ITEM: Forget facial recognition – the hot new AI-powered surveillance technology in China is emotion recognition. Or at least it is if you ask vendors exhibiting the technology at Chinese security industry expos.
Writing for the Financial Times, journalist Sue-Lin Wong attended the recent China Public Security Expo in Shenzhen, and her Twitter thread here is worth checking out just to get an idea of the scope of the surveillance technology industry – and how many domestic Chinese companies are playing in that field.
That includes tech giants like Alibaba, Tencent, Baidu and Huawei, who are also targeting the public security segment, mainly via their AI technologies that can power security solutions such as facial recognition, which is being deployed throughout China.
Emotion recognition is a subset of facial recognition that seeks to identify not just a person’s face, but determine their emotional state. According to the Financial Times, Chinese authorities are already rolling out the technology with the hopes of adding it to their arsenal of surveillance tools to spot criminals and even predict criminal behavior. Emotion recognition can purportedly do this by analyzing a suspect’s facial expression for signs of nervousness, aggressiveness, elevated stress levels and other indicators that they might be up to something.
Just how widespread the technology is in China seems to depend who you ask. A spokesperson from facial recognition startup Megvii said emotion recognition technology is being widely used within the Chinese government. But a spokesman for Baidu said “only a few schools and public security bureaus” use such technology right now.
One expo speaker said emotion recognition tech is being rolled out now at airports and train stations nationwide (mostly at customs checkpoints) to catch terrorists and smugglers – especially in Xinjiang, which already has already become a testing ground for cutting edge surveillance tech that’s mainly used to police its minority Uighur population.

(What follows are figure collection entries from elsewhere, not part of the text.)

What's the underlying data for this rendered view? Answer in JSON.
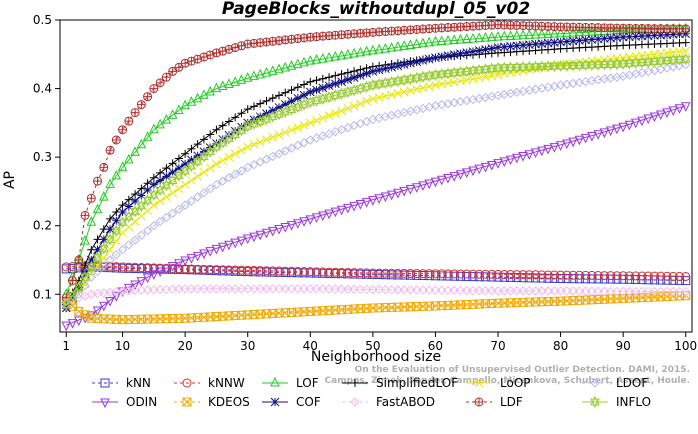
{
  "chart_data": {
    "type": "line",
    "title": "PageBlocks_withoutdupl_05_v02",
    "xlabel": "Neighborhood size",
    "ylabel": "AP",
    "xlim": [
      0,
      101
    ],
    "ylim": [
      0.045,
      0.5
    ],
    "x_ticks": [
      1,
      10,
      20,
      30,
      40,
      50,
      60,
      70,
      80,
      90,
      100
    ],
    "y_ticks": [
      0.1,
      0.2,
      0.3,
      0.4,
      0.5
    ],
    "grid": false,
    "legend_position": "bottom",
    "credit": "Campos, Zimek, Sander, Campello, Micenkova, Schubert, Assent, Houle. On the Evaluation of Unsupervised Outlier Detection. DAMI, 2015.",
    "series": [
      {
        "name": "kNN",
        "color": "#3a3ad8",
        "marker": "square",
        "dash": "3,3",
        "x": [
          1,
          5,
          10,
          20,
          30,
          40,
          50,
          60,
          70,
          80,
          90,
          100
        ],
        "y": [
          0.137,
          0.14,
          0.138,
          0.136,
          0.133,
          0.131,
          0.129,
          0.127,
          0.125,
          0.123,
          0.122,
          0.12
        ]
      },
      {
        "name": "kNNW",
        "color": "#d03030",
        "marker": "circle",
        "dash": "3,3",
        "x": [
          1,
          5,
          10,
          20,
          30,
          40,
          50,
          60,
          70,
          80,
          90,
          100
        ],
        "y": [
          0.14,
          0.142,
          0.14,
          0.137,
          0.135,
          0.133,
          0.131,
          0.13,
          0.129,
          0.128,
          0.127,
          0.126
        ]
      },
      {
        "name": "LOF",
        "color": "#22cc22",
        "marker": "triangle",
        "dash": "",
        "x": [
          1,
          3,
          5,
          8,
          10,
          15,
          20,
          25,
          30,
          40,
          50,
          60,
          70,
          80,
          90,
          100
        ],
        "y": [
          0.1,
          0.15,
          0.205,
          0.26,
          0.285,
          0.34,
          0.375,
          0.4,
          0.415,
          0.44,
          0.455,
          0.468,
          0.475,
          0.48,
          0.485,
          0.487
        ]
      },
      {
        "name": "SimplifiedLOF",
        "color": "#000000",
        "marker": "plus",
        "dash": "",
        "x": [
          1,
          3,
          5,
          8,
          10,
          15,
          20,
          25,
          30,
          40,
          50,
          60,
          70,
          80,
          90,
          100
        ],
        "y": [
          0.085,
          0.12,
          0.165,
          0.21,
          0.23,
          0.27,
          0.305,
          0.34,
          0.37,
          0.41,
          0.432,
          0.445,
          0.452,
          0.458,
          0.463,
          0.467
        ]
      },
      {
        "name": "LoOP",
        "color": "#e8e800",
        "marker": "x",
        "dash": "",
        "x": [
          1,
          3,
          5,
          8,
          10,
          15,
          20,
          25,
          30,
          40,
          50,
          60,
          70,
          80,
          90,
          100
        ],
        "y": [
          0.08,
          0.1,
          0.13,
          0.165,
          0.19,
          0.23,
          0.26,
          0.29,
          0.315,
          0.35,
          0.385,
          0.405,
          0.42,
          0.435,
          0.445,
          0.455
        ]
      },
      {
        "name": "LDOF",
        "color": "#b8b8ec",
        "marker": "diamond",
        "dash": "3,3",
        "x": [
          1,
          3,
          5,
          8,
          10,
          15,
          20,
          25,
          30,
          40,
          50,
          60,
          70,
          80,
          90,
          100
        ],
        "y": [
          0.08,
          0.1,
          0.125,
          0.15,
          0.165,
          0.2,
          0.23,
          0.26,
          0.285,
          0.325,
          0.355,
          0.375,
          0.39,
          0.405,
          0.418,
          0.435
        ]
      },
      {
        "name": "ODIN",
        "color": "#9a3ad8",
        "marker": "invtriangle",
        "dash": "",
        "x": [
          1,
          5,
          10,
          15,
          20,
          25,
          30,
          40,
          50,
          60,
          70,
          80,
          90,
          100
        ],
        "y": [
          0.055,
          0.07,
          0.105,
          0.13,
          0.15,
          0.167,
          0.182,
          0.21,
          0.238,
          0.265,
          0.292,
          0.318,
          0.345,
          0.375
        ]
      },
      {
        "name": "KDEOS",
        "color": "#f0a800",
        "marker": "boxx",
        "dash": "3,3",
        "x": [
          1,
          3,
          5,
          10,
          20,
          30,
          40,
          50,
          60,
          70,
          80,
          90,
          100
        ],
        "y": [
          0.09,
          0.075,
          0.065,
          0.063,
          0.065,
          0.07,
          0.075,
          0.08,
          0.083,
          0.087,
          0.09,
          0.094,
          0.098
        ]
      },
      {
        "name": "COF",
        "color": "#101080",
        "marker": "asterisk",
        "dash": "",
        "x": [
          1,
          3,
          5,
          8,
          10,
          15,
          20,
          25,
          30,
          40,
          50,
          60,
          70,
          80,
          90,
          100
        ],
        "y": [
          0.08,
          0.11,
          0.15,
          0.195,
          0.22,
          0.26,
          0.29,
          0.32,
          0.35,
          0.395,
          0.425,
          0.445,
          0.46,
          0.468,
          0.475,
          0.48
        ]
      },
      {
        "name": "FastABOD",
        "color": "#f0b8f0",
        "marker": "diamond",
        "dash": "3,3",
        "x": [
          1,
          5,
          10,
          20,
          30,
          40,
          50,
          60,
          70,
          80,
          90,
          100
        ],
        "y": [
          0.09,
          0.1,
          0.105,
          0.108,
          0.108,
          0.108,
          0.107,
          0.106,
          0.105,
          0.105,
          0.104,
          0.104
        ]
      },
      {
        "name": "LDF",
        "color": "#b03030",
        "marker": "circleplus",
        "dash": "3,3",
        "x": [
          1,
          2,
          3,
          4,
          5,
          6,
          7,
          8,
          10,
          12,
          15,
          18,
          20,
          25,
          30,
          40,
          50,
          60,
          70,
          80,
          90,
          100
        ],
        "y": [
          0.095,
          0.12,
          0.15,
          0.215,
          0.24,
          0.265,
          0.285,
          0.31,
          0.34,
          0.365,
          0.4,
          0.425,
          0.437,
          0.452,
          0.465,
          0.475,
          0.482,
          0.488,
          0.493,
          0.49,
          0.488,
          0.487
        ]
      },
      {
        "name": "INFLO",
        "color": "#9acd32",
        "marker": "hourglass",
        "dash": "",
        "x": [
          1,
          3,
          5,
          8,
          10,
          15,
          20,
          25,
          30,
          40,
          50,
          60,
          70,
          80,
          90,
          100
        ],
        "y": [
          0.085,
          0.11,
          0.14,
          0.18,
          0.205,
          0.245,
          0.28,
          0.315,
          0.345,
          0.38,
          0.405,
          0.42,
          0.43,
          0.433,
          0.436,
          0.443
        ]
      }
    ],
    "legend_layout": [
      [
        "kNN",
        "kNNW",
        "LOF",
        "SimplifiedLOF",
        "LoOP",
        "LDOF"
      ],
      [
        "ODIN",
        "KDEOS",
        "COF",
        "FastABOD",
        "LDF",
        "INFLO"
      ]
    ]
  }
}
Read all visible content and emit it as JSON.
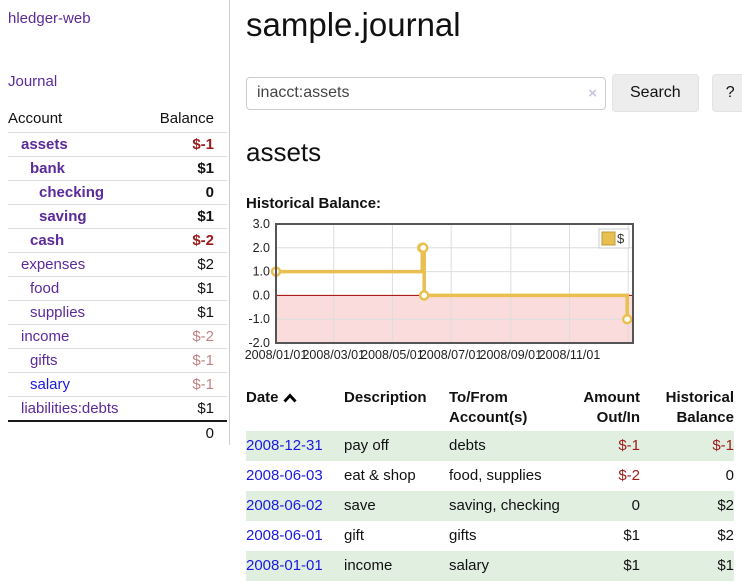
{
  "sidebar": {
    "brand": "hledger-web",
    "nav": {
      "journal": "Journal"
    },
    "accounts_header": {
      "account": "Account",
      "balance": "Balance"
    },
    "accounts": [
      {
        "name": "assets",
        "depth": 0,
        "balance": "$-1",
        "emphasis": true,
        "negative": "strong",
        "link_color": "purple"
      },
      {
        "name": "bank",
        "depth": 1,
        "balance": "$1",
        "emphasis": true,
        "negative": null,
        "link_color": "purple"
      },
      {
        "name": "checking",
        "depth": 2,
        "balance": "0",
        "emphasis": true,
        "negative": null,
        "link_color": "purple"
      },
      {
        "name": "saving",
        "depth": 2,
        "balance": "$1",
        "emphasis": true,
        "negative": null,
        "link_color": "purple"
      },
      {
        "name": "cash",
        "depth": 1,
        "balance": "$-2",
        "emphasis": true,
        "negative": "strong",
        "link_color": "purple"
      },
      {
        "name": "expenses",
        "depth": 0,
        "balance": "$2",
        "emphasis": false,
        "negative": null,
        "link_color": "purple"
      },
      {
        "name": "food",
        "depth": 1,
        "balance": "$1",
        "emphasis": false,
        "negative": null,
        "link_color": "purple"
      },
      {
        "name": "supplies",
        "depth": 1,
        "balance": "$1",
        "emphasis": false,
        "negative": null,
        "link_color": "purple"
      },
      {
        "name": "income",
        "depth": 0,
        "balance": "$-2",
        "emphasis": false,
        "negative": "soft",
        "link_color": "purple"
      },
      {
        "name": "gifts",
        "depth": 1,
        "balance": "$-1",
        "emphasis": false,
        "negative": "soft",
        "link_color": "purple"
      },
      {
        "name": "salary",
        "depth": 1,
        "balance": "$-1",
        "emphasis": false,
        "negative": "soft",
        "link_color": "blue"
      },
      {
        "name": "liabilities:debts",
        "depth": 0,
        "balance": "$1",
        "emphasis": false,
        "negative": null,
        "link_color": "purple"
      }
    ],
    "total": "0"
  },
  "main": {
    "title": "sample.journal",
    "search": {
      "value": "inacct:assets",
      "clear_icon": "×",
      "button": "Search",
      "help_button": "?"
    },
    "account_heading": "assets",
    "chart_label": "Historical Balance:"
  },
  "chart_data": {
    "type": "line",
    "title": "Historical Balance",
    "step": true,
    "x_domain": [
      "2008-01-01",
      "2009-01-06"
    ],
    "ylim": [
      -2.0,
      3.0
    ],
    "yticks": [
      3.0,
      2.0,
      1.0,
      0.0,
      -1.0,
      -2.0
    ],
    "xticks": [
      {
        "date": "2008-01-01",
        "label": "2008/01/01"
      },
      {
        "date": "2008-03-01",
        "label": "2008/03/01"
      },
      {
        "date": "2008-05-01",
        "label": "2008/05/01"
      },
      {
        "date": "2008-07-01",
        "label": "2008/07/01"
      },
      {
        "date": "2008-09-01",
        "label": "2008/09/01"
      },
      {
        "date": "2008-11-01",
        "label": "2008/11/01"
      },
      {
        "date": "2009-01-01",
        "label": ""
      }
    ],
    "series": [
      {
        "name": "$",
        "color": "#e9c04f",
        "points": [
          [
            "2008-01-01",
            1
          ],
          [
            "2008-06-01",
            2
          ],
          [
            "2008-06-02",
            2
          ],
          [
            "2008-06-03",
            0
          ],
          [
            "2008-12-31",
            -1
          ]
        ]
      }
    ],
    "legend": [
      {
        "label": "$",
        "color": "#e9c04f"
      }
    ],
    "legend_position": "top-right",
    "grid": true,
    "negative_region_color": "#fadcdc",
    "zero_line_color": "#a00000",
    "border_color": "#555"
  },
  "register": {
    "columns": [
      "Date",
      "Description",
      "To/From Account(s)",
      "Amount Out/In",
      "Historical Balance"
    ],
    "rows": [
      {
        "date": "2008-12-31",
        "description": "pay off",
        "accounts": "debts",
        "amount": "$-1",
        "balance": "$-1",
        "amount_negative": true,
        "balance_negative": true
      },
      {
        "date": "2008-06-03",
        "description": "eat & shop",
        "accounts": "food, supplies",
        "amount": "$-2",
        "balance": "0",
        "amount_negative": true,
        "balance_negative": false
      },
      {
        "date": "2008-06-02",
        "description": "save",
        "accounts": "saving, checking",
        "amount": "0",
        "balance": "$2",
        "amount_negative": false,
        "balance_negative": false
      },
      {
        "date": "2008-06-01",
        "description": "gift",
        "accounts": "gifts",
        "amount": "$1",
        "balance": "$2",
        "amount_negative": false,
        "balance_negative": false
      },
      {
        "date": "2008-01-01",
        "description": "income",
        "accounts": "salary",
        "amount": "$1",
        "balance": "$1",
        "amount_negative": false,
        "balance_negative": false
      }
    ]
  }
}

However widely it’s being used in China, there’s certainly no doubt that Chinese authorities are interested in the possibilities – provided it works.
And therein lies the problem.
Emotion recognition has been in the pipeline for some time now. Big names like Amazon, IBM and Microsoft have been working on algorithms that claim to detect a person’s emotional state – not just in terms of crime prediction or public security, but for things like retail stores detecting when a customer is frustrated or annoyed, movie studios test-screening a new film, or HR staff determining suitable job candidates based on their attitude towards the interview.

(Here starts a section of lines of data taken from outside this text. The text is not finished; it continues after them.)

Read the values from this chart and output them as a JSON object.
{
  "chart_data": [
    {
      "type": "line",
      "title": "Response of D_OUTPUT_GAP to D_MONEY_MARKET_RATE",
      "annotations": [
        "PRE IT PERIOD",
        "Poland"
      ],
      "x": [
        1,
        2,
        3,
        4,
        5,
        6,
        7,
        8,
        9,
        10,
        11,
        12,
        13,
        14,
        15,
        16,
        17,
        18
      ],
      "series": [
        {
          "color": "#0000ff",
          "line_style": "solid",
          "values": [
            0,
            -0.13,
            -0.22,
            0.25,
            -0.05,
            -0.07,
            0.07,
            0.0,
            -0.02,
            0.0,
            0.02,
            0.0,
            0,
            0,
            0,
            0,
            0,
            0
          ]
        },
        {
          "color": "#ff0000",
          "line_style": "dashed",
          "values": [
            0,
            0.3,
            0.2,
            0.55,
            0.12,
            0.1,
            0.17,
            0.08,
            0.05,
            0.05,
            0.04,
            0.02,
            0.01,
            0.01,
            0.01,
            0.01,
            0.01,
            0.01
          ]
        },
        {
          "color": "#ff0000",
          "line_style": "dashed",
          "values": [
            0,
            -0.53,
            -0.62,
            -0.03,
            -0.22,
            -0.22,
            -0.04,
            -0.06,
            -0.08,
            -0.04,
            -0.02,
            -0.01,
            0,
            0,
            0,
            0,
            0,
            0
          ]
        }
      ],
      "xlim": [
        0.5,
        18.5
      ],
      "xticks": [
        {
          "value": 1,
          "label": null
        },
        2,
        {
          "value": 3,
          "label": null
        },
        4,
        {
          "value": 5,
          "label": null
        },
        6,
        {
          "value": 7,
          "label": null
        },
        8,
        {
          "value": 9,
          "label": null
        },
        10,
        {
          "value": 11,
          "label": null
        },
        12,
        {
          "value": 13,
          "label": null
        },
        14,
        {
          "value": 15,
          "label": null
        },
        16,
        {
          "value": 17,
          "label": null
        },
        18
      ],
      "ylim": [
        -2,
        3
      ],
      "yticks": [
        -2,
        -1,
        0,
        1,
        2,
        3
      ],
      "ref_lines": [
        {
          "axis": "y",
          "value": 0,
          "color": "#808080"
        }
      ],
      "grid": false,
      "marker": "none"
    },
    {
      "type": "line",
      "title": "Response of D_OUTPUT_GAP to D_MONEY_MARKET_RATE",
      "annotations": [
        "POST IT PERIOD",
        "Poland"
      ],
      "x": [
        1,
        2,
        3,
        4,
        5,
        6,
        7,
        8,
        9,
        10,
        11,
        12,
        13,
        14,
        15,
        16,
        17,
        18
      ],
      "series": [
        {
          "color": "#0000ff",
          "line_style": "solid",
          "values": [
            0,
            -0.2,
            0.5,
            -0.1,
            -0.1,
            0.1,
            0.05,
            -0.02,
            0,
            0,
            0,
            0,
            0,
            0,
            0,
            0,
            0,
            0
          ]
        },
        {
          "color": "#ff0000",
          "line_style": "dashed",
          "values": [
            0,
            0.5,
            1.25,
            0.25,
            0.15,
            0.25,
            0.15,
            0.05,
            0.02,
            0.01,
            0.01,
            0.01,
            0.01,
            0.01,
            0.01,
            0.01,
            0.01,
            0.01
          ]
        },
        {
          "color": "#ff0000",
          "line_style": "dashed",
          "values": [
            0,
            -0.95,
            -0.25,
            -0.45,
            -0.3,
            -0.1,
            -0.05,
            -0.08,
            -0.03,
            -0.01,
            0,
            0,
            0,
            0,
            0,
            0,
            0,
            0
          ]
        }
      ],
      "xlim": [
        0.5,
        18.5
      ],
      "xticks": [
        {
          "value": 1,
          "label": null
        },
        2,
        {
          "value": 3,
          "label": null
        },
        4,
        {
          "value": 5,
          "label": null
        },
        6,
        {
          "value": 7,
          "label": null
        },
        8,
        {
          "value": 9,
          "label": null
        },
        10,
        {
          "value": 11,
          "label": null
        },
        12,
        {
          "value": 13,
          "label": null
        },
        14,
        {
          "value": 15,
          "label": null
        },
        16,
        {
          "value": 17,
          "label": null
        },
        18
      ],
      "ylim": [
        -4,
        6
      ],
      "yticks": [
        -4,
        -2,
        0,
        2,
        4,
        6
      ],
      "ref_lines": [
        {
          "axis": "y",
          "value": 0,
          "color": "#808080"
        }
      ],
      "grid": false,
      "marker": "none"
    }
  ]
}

The basic idea is simple enough – your facial expression conveys your emotional state. The underlying analogy is that a facial expression is a “fingerprint” that can be connected to the emotion producing that expression. For example, Amazon says its ‘Rekognition’ software can classify eight categories of emotion: happy, sad, angry, surprised, disgusted, calm, confused and fear.
Sounds simple – but it’s not. The facial expression recognition (FER) part alone is challenging. A recent study published in the academic journal Sensors notes that while FER systems can achieve accuracy rates of up to 97% in the lab, that rate drops to around 50% in real-world apps. Things like variances in lighting and the position of the head can throw off the system’s performance.

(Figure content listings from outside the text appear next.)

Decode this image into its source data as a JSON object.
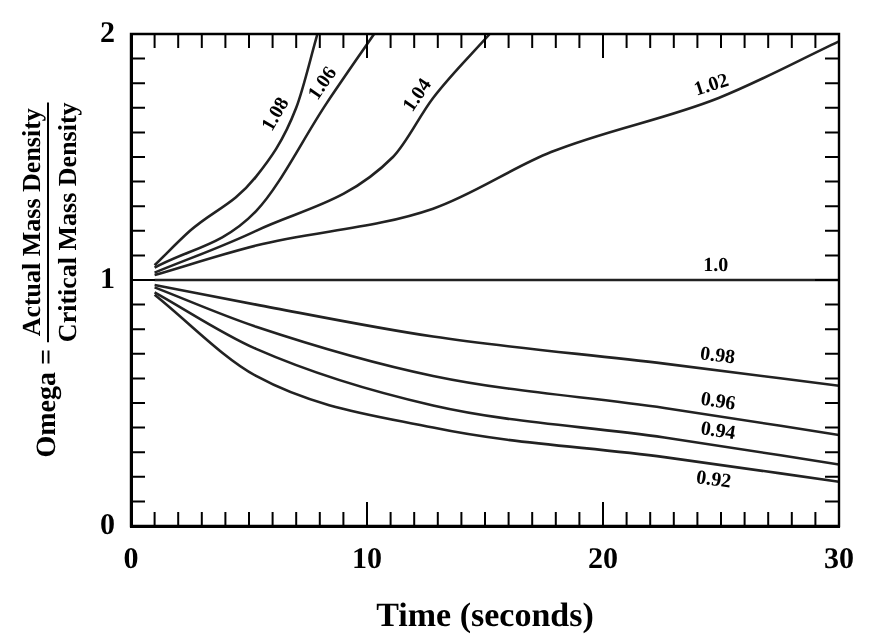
{
  "chart_data": {
    "type": "line",
    "xlabel": "Time (seconds)",
    "ylabel": "Omega = Actual Mass Density\nCritical Mass Density",
    "xlim": [
      0,
      30
    ],
    "ylim": [
      0,
      2
    ],
    "xticks": [
      0,
      {
        "value": 1,
        "label": null
      },
      {
        "value": 2,
        "label": null
      },
      {
        "value": 3,
        "label": null
      },
      {
        "value": 4,
        "label": null
      },
      {
        "value": 5,
        "label": null
      },
      {
        "value": 6,
        "label": null
      },
      {
        "value": 7,
        "label": null
      },
      {
        "value": 8,
        "label": null
      },
      {
        "value": 9,
        "label": null
      },
      10,
      {
        "value": 11,
        "label": null
      },
      {
        "value": 12,
        "label": null
      },
      {
        "value": 13,
        "label": null
      },
      {
        "value": 14,
        "label": null
      },
      {
        "value": 15,
        "label": null
      },
      {
        "value": 16,
        "label": null
      },
      {
        "value": 17,
        "label": null
      },
      {
        "value": 18,
        "label": null
      },
      {
        "value": 19,
        "label": null
      },
      20,
      {
        "value": 21,
        "label": null
      },
      {
        "value": 22,
        "label": null
      },
      {
        "value": 23,
        "label": null
      },
      {
        "value": 24,
        "label": null
      },
      {
        "value": 25,
        "label": null
      },
      {
        "value": 26,
        "label": null
      },
      {
        "value": 27,
        "label": null
      },
      {
        "value": 28,
        "label": null
      },
      {
        "value": 29,
        "label": null
      },
      30
    ],
    "yticks": [
      0,
      {
        "value": 0.1,
        "label": null
      },
      {
        "value": 0.2,
        "label": null
      },
      {
        "value": 0.3,
        "label": null
      },
      {
        "value": 0.4,
        "label": null
      },
      {
        "value": 0.5,
        "label": null
      },
      {
        "value": 0.6,
        "label": null
      },
      {
        "value": 0.7,
        "label": null
      },
      {
        "value": 0.8,
        "label": null
      },
      {
        "value": 0.9,
        "label": null
      },
      1,
      {
        "value": 1.1,
        "label": null
      },
      {
        "value": 1.2,
        "label": null
      },
      {
        "value": 1.3,
        "label": null
      },
      {
        "value": 1.4,
        "label": null
      },
      {
        "value": 1.5,
        "label": null
      },
      {
        "value": 1.6,
        "label": null
      },
      {
        "value": 1.7,
        "label": null
      },
      {
        "value": 1.8,
        "label": null
      },
      {
        "value": 1.9,
        "label": null
      },
      2
    ],
    "grid": false,
    "legend": false,
    "marker": "none",
    "line_style": "solid",
    "series": [
      {
        "name": "1.08",
        "color": "#222222",
        "x": [
          1,
          2.5,
          5.3,
          7,
          7.9
        ],
        "values": [
          1.06,
          1.2,
          1.42,
          1.7,
          2
        ]
      },
      {
        "name": "1.06",
        "color": "#222222",
        "x": [
          1,
          5.3,
          8.3,
          10.3
        ],
        "values": [
          1.05,
          1.28,
          1.72,
          2
        ]
      },
      {
        "name": "1.04",
        "color": "#222222",
        "x": [
          1,
          5.3,
          11.1,
          12.8,
          15.2
        ],
        "values": [
          1.03,
          1.2,
          1.5,
          1.74,
          2
        ]
      },
      {
        "name": "1.02",
        "color": "#222222",
        "x": [
          1,
          5.3,
          12.8,
          17.8,
          24.9,
          30
        ],
        "values": [
          1.02,
          1.14,
          1.29,
          1.52,
          1.74,
          1.97
        ]
      },
      {
        "name": "1.0",
        "color": "#222222",
        "x": [
          1,
          30
        ],
        "values": [
          1,
          1
        ]
      },
      {
        "name": "0.98",
        "color": "#222222",
        "x": [
          1,
          5.3,
          12.8,
          22.6,
          30
        ],
        "values": [
          0.98,
          0.9,
          0.77,
          0.66,
          0.57
        ]
      },
      {
        "name": "0.96",
        "color": "#222222",
        "x": [
          1,
          5.3,
          12.8,
          22.6,
          30
        ],
        "values": [
          0.97,
          0.81,
          0.61,
          0.48,
          0.37
        ]
      },
      {
        "name": "0.94",
        "color": "#222222",
        "x": [
          1,
          5.3,
          12.8,
          22.6,
          30
        ],
        "values": [
          0.95,
          0.72,
          0.49,
          0.36,
          0.25
        ]
      },
      {
        "name": "0.92",
        "color": "#222222",
        "x": [
          1,
          5.3,
          12.8,
          22.6,
          30
        ],
        "values": [
          0.94,
          0.61,
          0.4,
          0.28,
          0.18
        ]
      }
    ]
  }
}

The bigger challenge is that emotional expression is a lot more complex than people (and possibly tech companies) realize. A recent academic study commissioned by the Association for Psychological Science and conducted over two years found that emotions are expressed in a wide variety of ways that don’t always correspond to facial expressions. Easy examples are situations where people cry with joy or laugh when they’re angry.
The study’s results indicate that there’s so much variety and nuance to navigate that emotion algorithms have to do a lot more than determine whether you’re smiling, scowling, laughing or whatever.
To be sure, many emotion recognition algorithms combine facial expressions with other metrics (tone of voice and eye movement, for example) to determine the corresponding emotion. In fact, there’s a lot of activity in developing AI algorithms to detect emotion in people’s voices. (There’s also an arms race to defeat such algorithms.)
Either way, the upshot is it’s still early days for emotion recognition. And all this is before we get into issues like racial bias in AI and how facial recognition systems don’t work well on non-white faces.
Presumably the technology will improve over time. The question is whether it’s ready now for use in public security apps – in China or anywhere else – and more importantly, what will be the consequences for people when the algorithm gets it wrong.